Walker was hired three years ago to lead the $1 billion expansion project, which will eventually include a hospital on-site.
"We had raised all our kids here. I knew what an important contribution it was going to be to Orange County. That’s what drew me to it," she said.
Walker says about 20% of the people diagnosed with cancer in the OC find the need to leave the community for advanced cancer care and research.
"We had about 3,000 patients a year who were traveling to Duarte for services. That is a significant burden on cancer patients and their families," she said. "Bringing the depth that Duarte has in cancer care and research and being able to put it on the ground in Orange County, it’s going to be life changing for this community."
Walker added that people have actually stopped her on the street to thank her for her efforts.
City of Hope says it made sure to get as much input as possible from multicultural community groups and patient advocates.
"We had cardboard cutouts of all the structures and we had people walking through to see in 3D what it would look like, how it would feel," said Dr. Edward S. Kim, physician-in-chief at City of Hope OC.

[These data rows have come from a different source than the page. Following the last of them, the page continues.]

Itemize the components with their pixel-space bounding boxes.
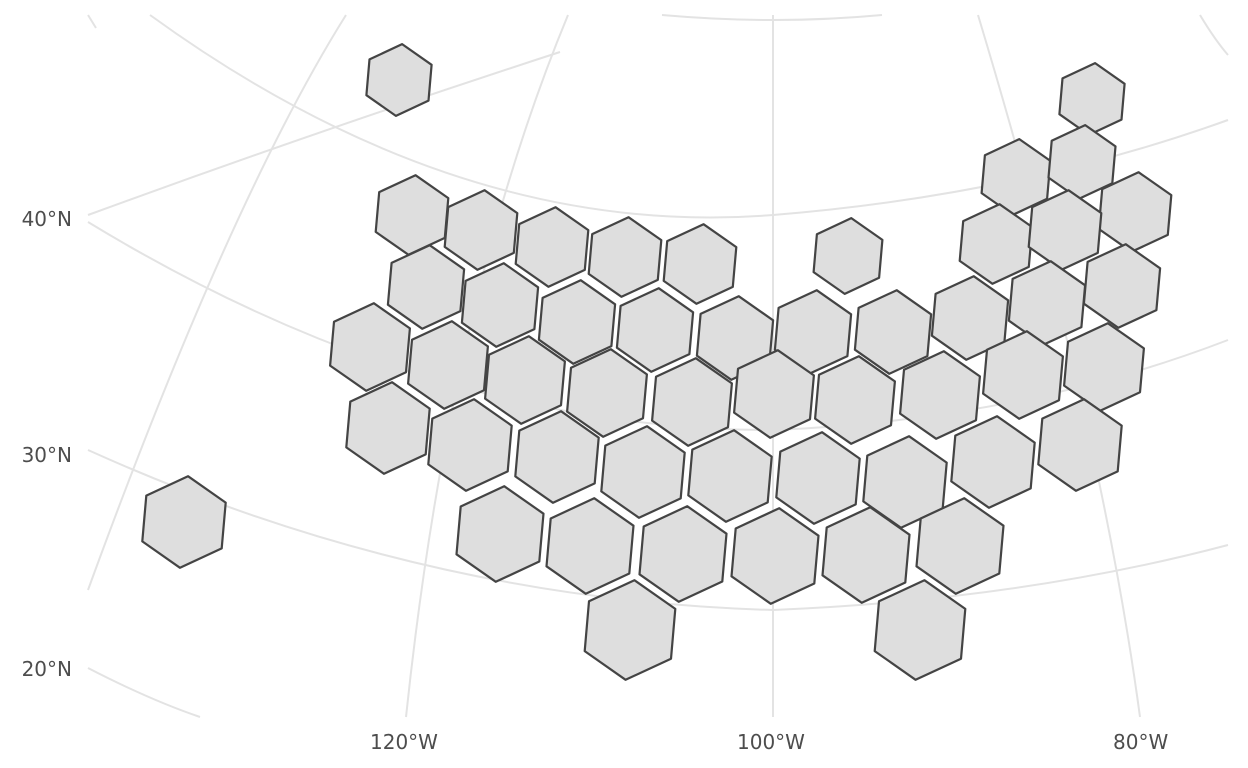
hex-tile-45 [545,497,635,595]
hex-tile-22 [930,275,1010,361]
hex-tile-15 [386,244,466,330]
tick-label-lon-100w: 100°W [737,730,805,754]
hex-tile-38 [687,429,773,523]
graticule-lon-70 [1199,14,1229,56]
graticule-lat-30 [87,449,1229,612]
tick-label-lon-80w: 80°W [1113,730,1169,754]
hex-tile-16 [460,262,540,348]
hex-tile-8 [514,206,590,288]
hex-tile-47 [730,507,820,605]
hex-tile-2 [1058,61,1126,136]
hex-tile-46 [638,505,728,603]
hex-tile-51 [873,579,967,681]
hex-tile-28 [650,357,734,447]
hex-tile-24 [329,302,411,392]
hex-tile-37 [600,425,686,519]
hex-tile-27 [565,348,649,438]
hex-tile-49 [915,497,1005,595]
hex-tile-29 [732,349,816,439]
hex-tiles [141,42,1173,681]
hex-tile-33 [1062,322,1146,412]
hex-tile-25 [407,320,489,410]
hex-tile-19 [695,295,775,381]
graticule-lat-20 [87,667,201,718]
hex-tile-12 [958,203,1034,285]
hex-tile-32 [981,330,1065,420]
hex-tile-39 [775,431,861,525]
tick-label-lat-30: 30°N [21,443,72,467]
hex-tile-31 [898,350,982,440]
graticule-lon-120 [87,14,347,591]
hex-tile-10 [662,223,738,305]
hex-tile-43 [141,475,227,569]
tick-label-lat-20: 20°N [21,657,72,681]
hex-tile-50 [583,579,677,681]
hex-tile-18 [615,287,695,373]
hex-tile-36 [514,410,600,504]
tick-label-lat-40: 40°N [21,207,72,231]
hex-tile-17 [537,279,617,365]
graticule-lon-130 [87,14,97,29]
hex-tile-44 [455,485,545,583]
hex-tile-42 [1037,398,1123,492]
hex-tile-7 [443,189,519,271]
hex-tile-35 [427,398,513,492]
hex-tile-9 [587,216,663,298]
hex-tile-1 [365,42,433,118]
hex-tile-26 [484,335,567,425]
hex-tile-41 [950,415,1036,509]
hex-tile-21 [853,289,933,375]
graticule-lat-40 [87,51,561,216]
hex-tile-6 [374,174,450,256]
hex-tile-11 [812,217,884,295]
hex-tile-14 [1082,243,1162,329]
hex-tile-34 [345,381,431,475]
hex-tile-30 [813,355,897,445]
hex-tile-48 [821,506,911,604]
tick-label-lon-120w: 120°W [370,730,438,754]
hex-tile-23 [1007,260,1087,346]
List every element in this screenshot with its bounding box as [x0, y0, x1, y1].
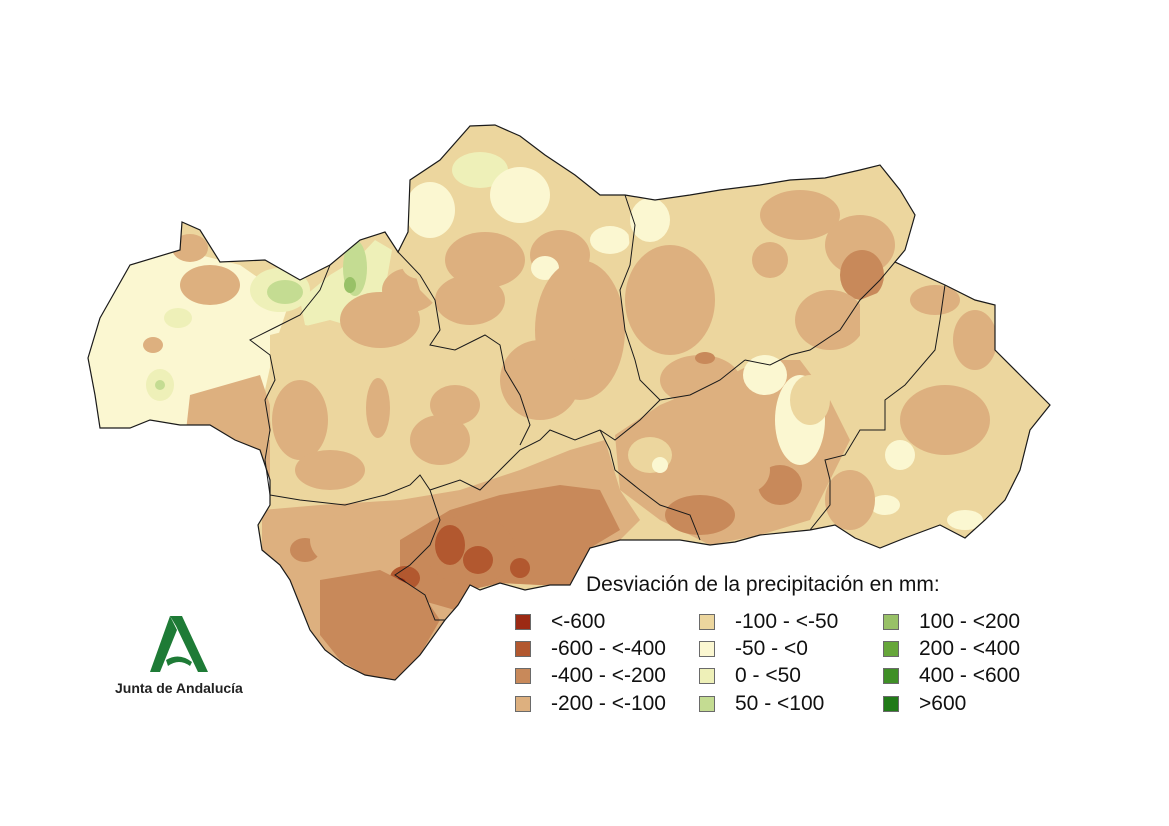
legend-label: -200 - <-100 — [551, 691, 666, 715]
legend-label: <-600 — [551, 609, 606, 633]
legend-item: 200 - <400 — [883, 635, 1067, 662]
legend-label: 400 - <600 — [919, 664, 1021, 688]
legend-item: 100 - <200 — [883, 608, 1067, 635]
legend-title: Desviación de la precipitación en mm: — [586, 573, 940, 596]
legend-label: 50 - <100 — [735, 691, 825, 715]
legend-swatch — [699, 613, 715, 630]
legend-item: 50 - <100 — [699, 690, 883, 717]
legend-label: 200 - <400 — [919, 636, 1021, 660]
legend-item: -600 - <-400 — [515, 635, 699, 662]
legend-swatch — [699, 640, 715, 657]
legend-item: 0 - <50 — [699, 663, 883, 690]
legend-swatch — [883, 613, 899, 630]
legend-item: <-600 — [515, 608, 699, 635]
legend-item: 400 - <600 — [883, 663, 1067, 690]
legend-swatch — [883, 640, 899, 657]
legend-label: -50 - <0 — [735, 636, 808, 660]
junta-logo: Junta de Andalucía — [108, 612, 258, 702]
junta-logo-text: Junta de Andalucía — [115, 680, 243, 696]
province-boundaries — [249, 194, 946, 621]
legend-swatch — [699, 695, 715, 712]
legend-label: 100 - <200 — [919, 609, 1021, 633]
legend-item: -400 - <-200 — [515, 663, 699, 690]
junta-andalucia-logo-icon — [150, 616, 208, 672]
legend-swatch — [883, 668, 899, 685]
legend-item: >600 — [883, 690, 1067, 717]
legend-swatch — [515, 640, 531, 657]
legend-swatch — [515, 695, 531, 712]
legend: <-600 -100 - <-50 100 - <200 -600 - <-400 -5… — [515, 608, 1067, 717]
legend-swatch — [515, 613, 531, 630]
legend-label: -100 - <-50 — [735, 609, 839, 633]
legend-item: -200 - <-100 — [515, 690, 699, 717]
legend-item: -50 - <0 — [699, 635, 883, 662]
legend-item: -100 - <-50 — [699, 608, 883, 635]
legend-label: -600 - <-400 — [551, 636, 666, 660]
legend-swatch — [515, 668, 531, 685]
legend-label: 0 - <50 — [735, 664, 801, 688]
legend-label: -400 - <-200 — [551, 664, 666, 688]
legend-swatch — [883, 695, 899, 712]
legend-swatch — [699, 668, 715, 685]
legend-label: >600 — [919, 691, 967, 715]
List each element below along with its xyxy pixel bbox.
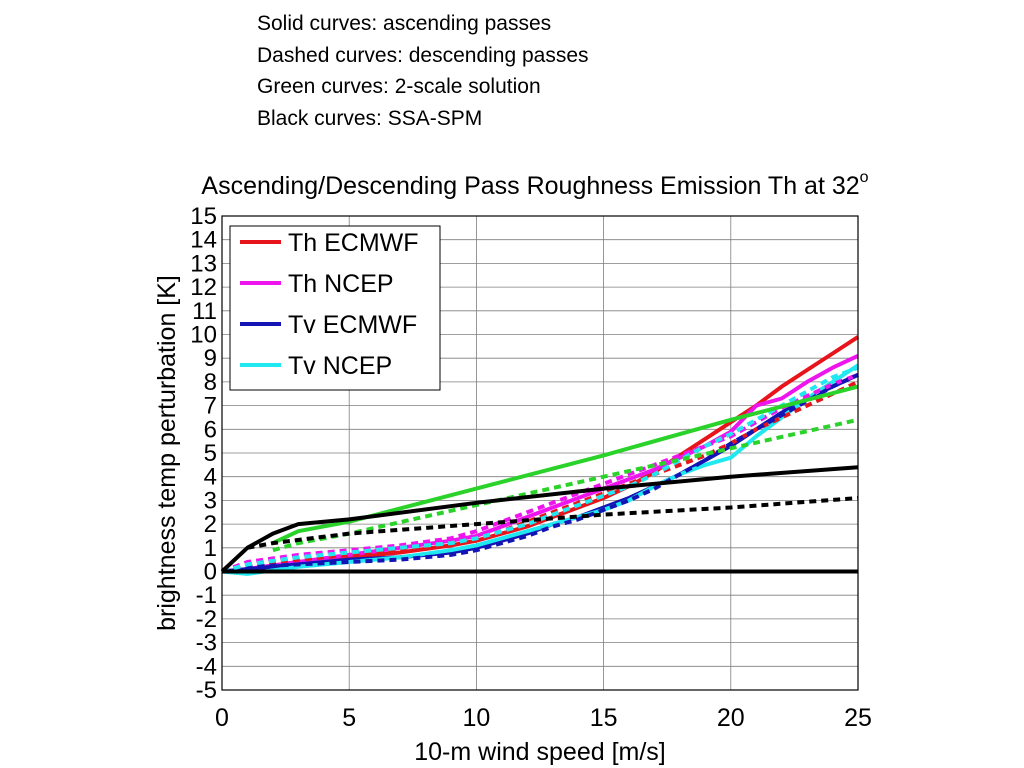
y-tick-label: 11	[192, 298, 217, 325]
y-tick-label: 1	[204, 535, 217, 562]
y-tick-label: 14	[190, 227, 217, 254]
y-tick-label: 0	[204, 559, 217, 586]
legend-label: Tv NCEP	[288, 352, 392, 380]
series-line-10	[220, 465, 859, 573]
series-line-7	[221, 365, 859, 574]
series-line-1	[221, 353, 859, 574]
tick-labels: 0 5 10 15 20 25-5-4-3-2-101234567891011121314…	[190, 203, 872, 732]
x-tick-label: 0	[215, 704, 229, 732]
y-tick-label: 15	[190, 203, 217, 230]
y-tick-label: 13	[190, 250, 217, 277]
y-tick-label: -1	[196, 582, 217, 609]
note-black-curves: Black curves: SSA-SPM	[257, 106, 483, 130]
plot-frame	[221, 215, 859, 691]
x-axis-label: 10-m wind speed [m/s]	[414, 738, 666, 766]
y-tick-label: 8	[204, 369, 217, 396]
series-line-6	[221, 372, 859, 574]
y-tick-label: -3	[196, 630, 217, 657]
legend-label: Tv ECMWF	[288, 311, 417, 339]
series-layer	[220, 335, 860, 576]
series-line-4	[221, 380, 859, 574]
y-tick-label: 12	[190, 274, 217, 301]
y-tick-label: 10	[190, 322, 217, 349]
y-axis-label: brightness temp perturbation [K]	[153, 275, 181, 631]
note-solid-curves: Solid curves: ascending passes	[257, 12, 552, 35]
x-tick-label: 15	[590, 704, 618, 732]
series-line-9	[272, 417, 859, 553]
y-tick-label: 2	[204, 511, 217, 538]
x-tick-label: 25	[844, 704, 872, 732]
note-green-curves: Green curves: 2-scale solution	[257, 75, 541, 98]
y-tick-label: 9	[204, 345, 217, 372]
legend-label: Th NCEP	[288, 270, 394, 298]
legend-box	[229, 225, 441, 391]
series-line-11	[247, 496, 859, 550]
y-tick-label: 7	[204, 393, 217, 420]
notes-block: Solid curves: ascending passes Dashed cu…	[257, 8, 589, 134]
legend: Th ECMWF Th NCEP Tv ECMWF Tv NCEP	[229, 225, 441, 391]
series-line-0	[221, 335, 860, 574]
y-tick-label: 4	[204, 464, 217, 491]
y-tick-label: -2	[196, 606, 217, 633]
y-tick-label: 6	[204, 416, 217, 443]
note-dashed-curves: Dashed curves: descending passes	[257, 43, 589, 67]
x-tick-label: 10	[462, 704, 490, 732]
x-tick-label: 20	[717, 704, 745, 732]
legend-label: Th ECMWF	[288, 229, 419, 257]
chart-title: Ascending/Descending Pass Roughness Emis…	[201, 169, 868, 200]
x-tick-label: 5	[342, 704, 356, 732]
y-tick-label: -5	[196, 677, 217, 704]
series-line-3	[221, 363, 860, 576]
series-line-8	[272, 384, 859, 545]
y-tick-label: 5	[204, 440, 217, 467]
y-tick-label: -4	[196, 653, 217, 680]
y-tick-label: 3	[204, 487, 217, 514]
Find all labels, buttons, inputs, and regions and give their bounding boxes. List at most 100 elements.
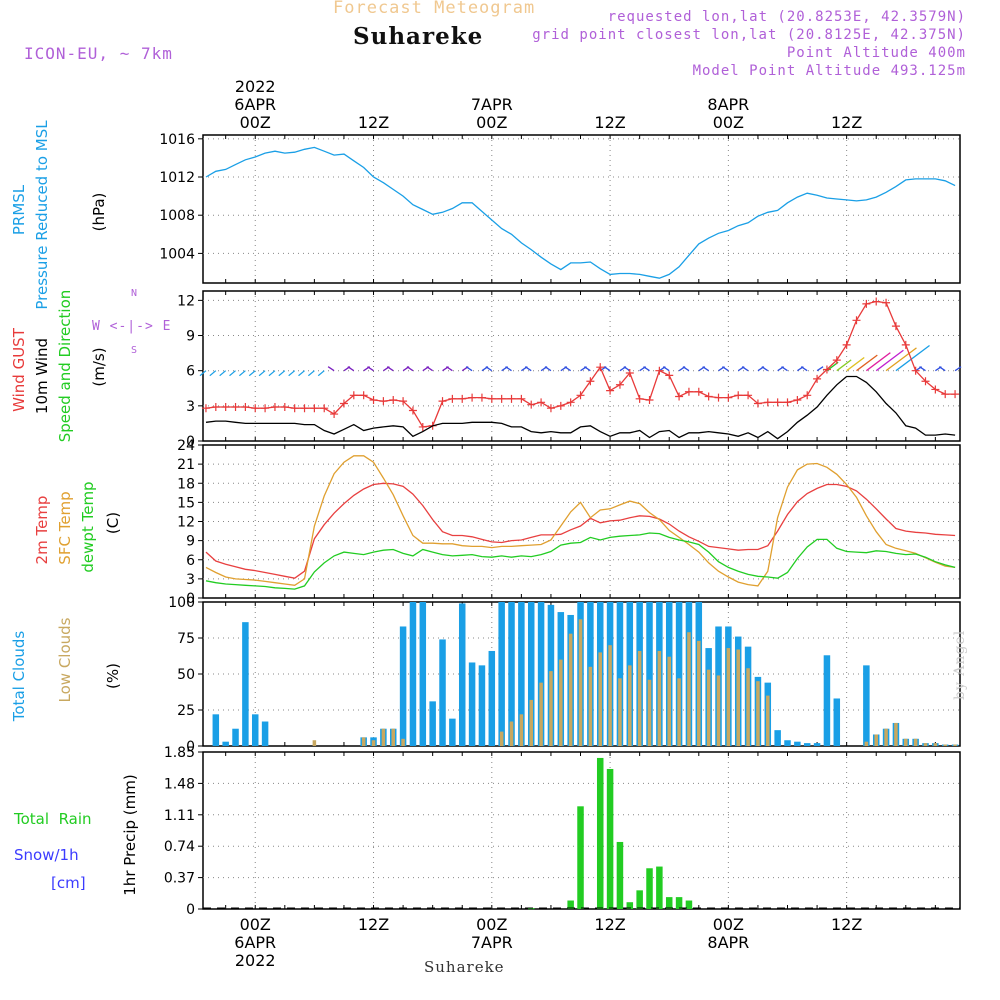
total-cloud-bar (488, 650, 496, 746)
temperature-ytick-label: 21 (177, 457, 195, 473)
low-cloud-bar (628, 665, 632, 746)
low-cloud-bar (618, 678, 622, 746)
wind-arrow (662, 366, 670, 372)
pressure-label-2: Pressure Reduced to MSL (33, 120, 51, 310)
low-cloud-bar (588, 666, 593, 746)
low-cloud-bar (923, 743, 928, 746)
temperature-ytick-label: 18 (177, 476, 195, 492)
compass-we: W <-|-> E (92, 319, 172, 334)
wind-arrow (865, 352, 891, 372)
sfc-temp-label: SFC Temp (56, 491, 74, 565)
gust-marker (694, 387, 703, 396)
gust-marker (675, 392, 684, 401)
wind-arrow (505, 366, 512, 372)
wind-arrow (800, 366, 808, 372)
footer-station: Suhareke (424, 958, 505, 976)
total-cloud-bar (813, 743, 821, 746)
wind-arrow (446, 366, 453, 372)
wind-arrow (895, 344, 930, 372)
top-year-label: 2022 (235, 77, 276, 96)
low-cloud-bar (647, 679, 652, 746)
precip-ytick-label: 1.48 (164, 776, 195, 792)
low-cloud-bar (539, 682, 543, 746)
gust-marker (891, 322, 900, 331)
top-hour-label: 12Z (831, 113, 862, 132)
total-cloud-bar (439, 639, 446, 746)
grid-point-coords: grid point closest lon,lat (20.8125E, 42… (532, 27, 966, 43)
point-altitude: Point Altitude 400m (786, 45, 966, 61)
watermark: by Angel (952, 629, 968, 700)
wind-arrow (623, 366, 631, 372)
temperature-ytick-label: 3 (186, 572, 195, 588)
wind-arrow (367, 366, 374, 372)
low-cloud-bar (953, 744, 957, 746)
pressure-unit: (hPa) (90, 192, 108, 232)
compass-n: N (131, 288, 139, 299)
temperature-line (205, 532, 956, 590)
total-cloud-bar (616, 602, 624, 746)
gust-marker (576, 391, 585, 400)
low-cloud-bar (766, 695, 770, 746)
wind-ytick-label: 0 (186, 434, 195, 450)
rain-bar (606, 768, 614, 909)
gust-marker (408, 406, 417, 415)
total-cloud-bar (675, 602, 683, 746)
total-cloud-bar (498, 602, 505, 746)
wind-arrow (298, 370, 305, 377)
gust-marker (645, 395, 654, 404)
total-cloud-bar (458, 603, 466, 746)
rain-bar (527, 908, 535, 910)
gust-marker (477, 393, 486, 402)
rain-bar (596, 757, 604, 909)
precip-ytick-label: 0.37 (164, 871, 195, 887)
gust-marker (251, 404, 260, 413)
top-date-label: 6APR (234, 95, 276, 114)
wind-arrow (426, 366, 434, 372)
wind-arrow (524, 366, 532, 372)
wind-arrow (816, 366, 824, 372)
gust-marker (330, 410, 339, 419)
wind-arrow (327, 366, 335, 372)
temperature-ytick-label: 9 (186, 534, 195, 550)
pressure-frame (202, 134, 961, 284)
gust-marker (468, 393, 477, 402)
gust-marker (655, 366, 664, 375)
low-cloud-bar (529, 699, 533, 746)
gust-marker (546, 404, 555, 413)
gust-marker (556, 401, 565, 410)
gust-marker (911, 366, 920, 375)
wind-frame (202, 290, 961, 442)
bottom-year-label: 2022 (235, 951, 276, 970)
gust-marker (507, 394, 516, 403)
rain-bar (577, 806, 584, 909)
rain-bar (685, 900, 693, 909)
wind-arrow (761, 366, 769, 372)
wind-arrow (938, 366, 946, 372)
bottom-hour-label: 12Z (831, 915, 862, 934)
gust-marker (497, 394, 506, 403)
temperature-ytick-label: 12 (177, 515, 195, 531)
gust-marker (320, 404, 329, 413)
low-cloud-bar (677, 678, 681, 746)
low-cloud-bar (667, 656, 671, 746)
total-cloud-bar (508, 602, 515, 746)
top-hour-label: 00Z (713, 113, 744, 132)
total-cloud-bar (478, 665, 486, 746)
low-cloud-bar (568, 633, 573, 746)
top-date-label: 7APR (471, 95, 513, 114)
total-cloud-bar (823, 655, 831, 746)
gust-marker (280, 403, 289, 412)
gust-marker (803, 391, 812, 400)
low-cloud-bar (913, 738, 918, 746)
top-hour-label: 00Z (240, 113, 271, 132)
wind-arrow (643, 366, 650, 372)
low-cloud-bar (549, 671, 553, 746)
wind-arrow (317, 370, 325, 377)
low-cloud-bar (756, 681, 760, 746)
bottom-hour-label: 00Z (476, 915, 507, 934)
wind-dir-label: Speed and Direction (56, 289, 74, 443)
total-cloud-bar (251, 714, 259, 746)
temperature-line (205, 482, 956, 579)
gust-marker (793, 395, 802, 404)
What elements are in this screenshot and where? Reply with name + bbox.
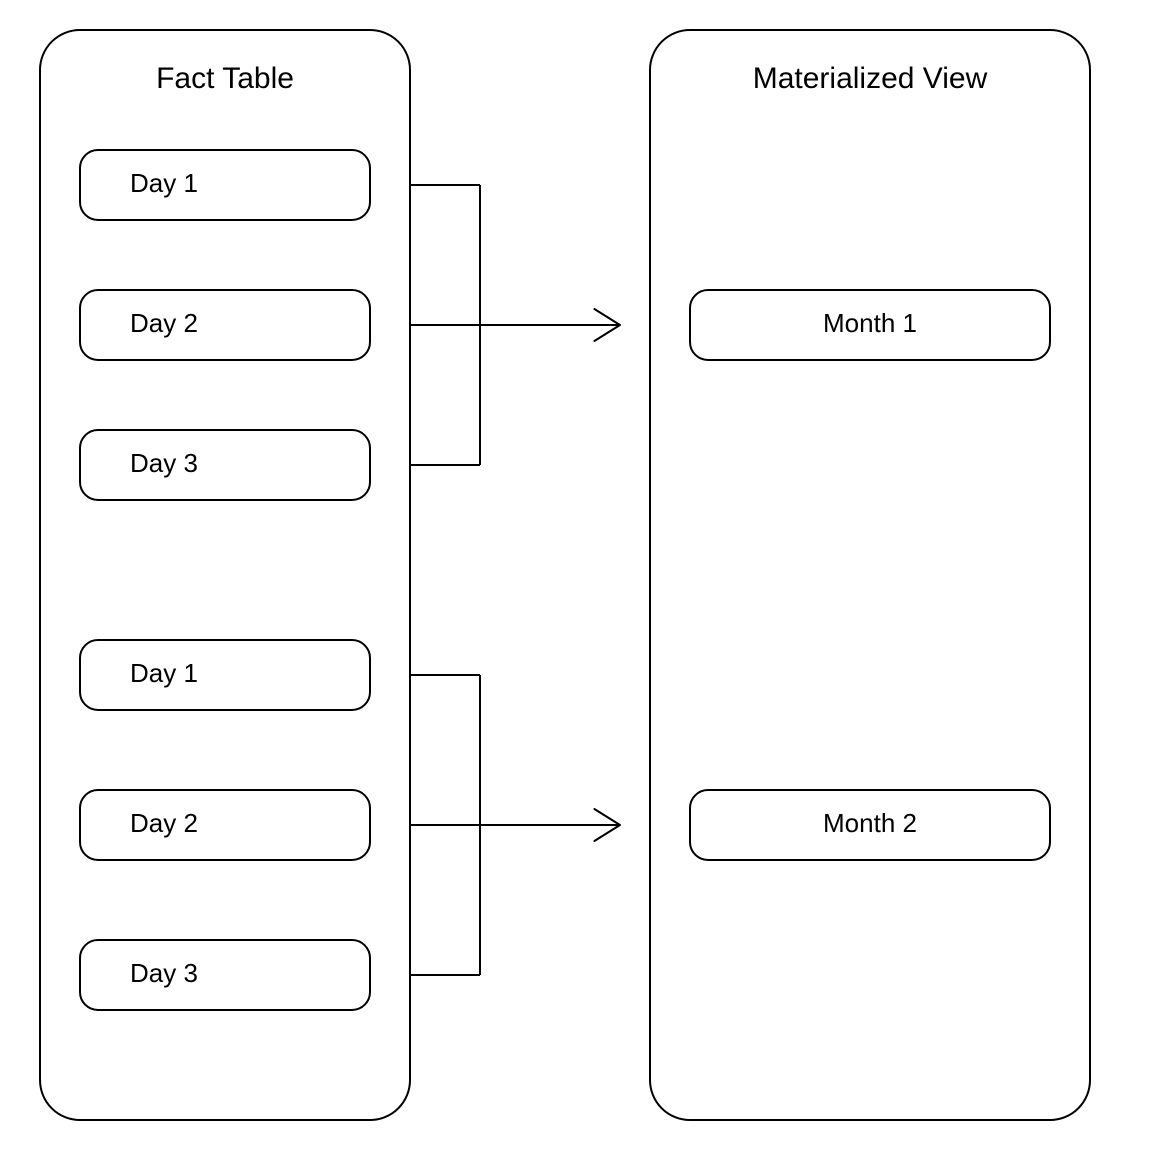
fact-table-title: Fact Table bbox=[156, 62, 294, 95]
mv-month-label-1: Month 2 bbox=[823, 808, 917, 838]
mv-month-label-0: Month 1 bbox=[823, 308, 917, 338]
fact-day-label-g1-i1: Day 2 bbox=[130, 808, 198, 838]
fact-day-label-g1-i0: Day 1 bbox=[130, 658, 198, 688]
fact-day-label-g1-i2: Day 3 bbox=[130, 958, 198, 988]
fact-day-label-g0-i1: Day 2 bbox=[130, 308, 198, 338]
materialized-view-title: Materialized View bbox=[753, 62, 988, 95]
fact-day-label-g0-i2: Day 3 bbox=[130, 448, 198, 478]
fact-day-label-g0-i0: Day 1 bbox=[130, 168, 198, 198]
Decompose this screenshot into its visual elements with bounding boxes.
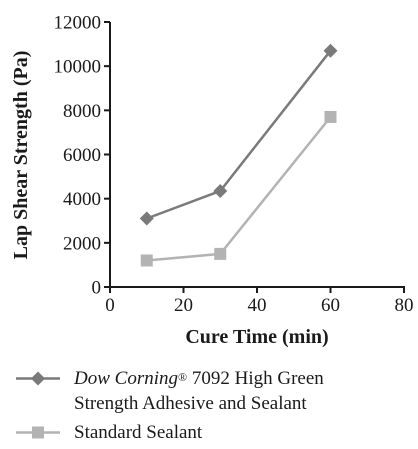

The center not only tested the aesthetics, but also seats in the waiting room.
"We asked them, 'Do you like this chair? Would you feel comfortable sitting in this chair for three or four hours?'" Kim said.
While most people hope they never end up here, life is unpredictable, and patients like Whaley take comfort in knowing dedicated cancer care is right around the corner.
"I can’t tell you how thankful I am," she said.